Gestão de pacientes com hepatite B crónica durante a gravidez

  A combinação de hepatite B crónica (CHB) na gravidez é uma questão importante que é ao mesmo tempo comum e única. A infecção pelo HBV em mulheres grávidas é diferente da população em geral e requer que se pense numa série de questões especiais: tais como o impacto da infecção pelo HBV na mãe e no feto, o efeito da gravidez na replicação do HBV, se a terapia antiviral do HBV deve ser administrada durante a gravidez, o impacto destes tratamentos na mãe e no feto, como os recém-nascidos são imunizados, e se a actividade da hepatite pode ser induzida pós-parto. Este artigo fornece uma revisão da gestão de pacientes grávidas de HBV a partir da prática clínica.
  A hepatite B crónica combinada (CHB) na gravidez é uma questão importante que é ao mesmo tempo comum e única. A infecção pelo HBV em mulheres grávidas é diferente da população em geral e requer que se pense numa série de questões especiais: tais como o impacto da infecção pelo HBV na mãe e no feto, o efeito da gravidez na replicação do HBV, se a terapia antiviral do HBV deve ser administrada durante a gravidez, o impacto destes tratamentos na mãe e no feto, como os recém-nascidos são imunizados, e se a actividade da hepatite pode ser induzida no pós-parto.
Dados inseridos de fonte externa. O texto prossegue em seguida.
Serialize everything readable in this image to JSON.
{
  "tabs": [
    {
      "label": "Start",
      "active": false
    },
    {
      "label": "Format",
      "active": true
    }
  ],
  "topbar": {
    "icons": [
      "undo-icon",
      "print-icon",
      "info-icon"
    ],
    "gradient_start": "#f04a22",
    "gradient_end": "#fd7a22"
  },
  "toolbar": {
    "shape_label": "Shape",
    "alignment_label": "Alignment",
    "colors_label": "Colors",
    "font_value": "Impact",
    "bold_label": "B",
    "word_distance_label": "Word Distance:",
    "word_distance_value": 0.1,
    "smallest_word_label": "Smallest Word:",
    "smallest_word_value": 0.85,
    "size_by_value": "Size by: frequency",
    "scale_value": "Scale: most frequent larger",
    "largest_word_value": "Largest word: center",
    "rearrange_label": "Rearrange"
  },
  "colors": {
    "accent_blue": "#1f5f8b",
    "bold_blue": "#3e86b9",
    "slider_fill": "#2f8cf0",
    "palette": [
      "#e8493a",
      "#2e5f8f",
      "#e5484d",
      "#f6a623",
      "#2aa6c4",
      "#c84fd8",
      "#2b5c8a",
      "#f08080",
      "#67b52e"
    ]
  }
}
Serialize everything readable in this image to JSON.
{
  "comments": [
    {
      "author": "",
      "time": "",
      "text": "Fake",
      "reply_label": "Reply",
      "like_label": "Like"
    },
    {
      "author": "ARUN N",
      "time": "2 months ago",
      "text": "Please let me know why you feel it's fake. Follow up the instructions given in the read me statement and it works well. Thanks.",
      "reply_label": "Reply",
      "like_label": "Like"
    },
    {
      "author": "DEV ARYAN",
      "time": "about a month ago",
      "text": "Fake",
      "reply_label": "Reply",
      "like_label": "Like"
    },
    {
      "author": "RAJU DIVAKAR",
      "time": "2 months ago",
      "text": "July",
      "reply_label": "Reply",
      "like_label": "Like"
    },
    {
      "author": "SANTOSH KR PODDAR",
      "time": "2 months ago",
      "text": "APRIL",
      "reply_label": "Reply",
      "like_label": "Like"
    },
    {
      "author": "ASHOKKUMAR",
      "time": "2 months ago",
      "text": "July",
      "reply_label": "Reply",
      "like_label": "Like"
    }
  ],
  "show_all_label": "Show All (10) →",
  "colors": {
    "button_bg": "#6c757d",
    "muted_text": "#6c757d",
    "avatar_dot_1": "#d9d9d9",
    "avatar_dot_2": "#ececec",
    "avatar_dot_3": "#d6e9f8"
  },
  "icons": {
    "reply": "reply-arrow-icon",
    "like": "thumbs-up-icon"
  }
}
Este artigo fornece uma revisão da gestão de pacientes grávidas de CHB a partir de uma perspectiva clínica.
  Interacção da gravidez com a hepatite B crónica
  Durante a gravidez, ocorre uma série de alterações fisiológicas na mãe, tais como um metabolismo materno elevado e um consumo elevado de nutrientes; durante a gravidez, a mãe produz uma grande quantidade de hormonas sexuais que precisam de ser metabolizadas e inactivadas no fígado, e o feto também depende do fígado materno para o metabolismo e desintoxicação. A infecção pelo HBV pode aumentar a carga da doença hepática existente e agravar os danos no fígado. Há uma tendência para o ALT aumentar no final da gravidez e no pós-parto, mas não há diferença significativa na replicação do HBV durante a gravidez. Uma proporção de mulheres experimenta uma activação imunitária para a seroconversão HBeAg nos meses iniciais após o parto, e estudos encontraram uma taxa de seroconversão de 12,5% a 17% durante este período, que pode estar relacionada com o declínio acentuado das hormonas adrenocorticotrópicas após o parto.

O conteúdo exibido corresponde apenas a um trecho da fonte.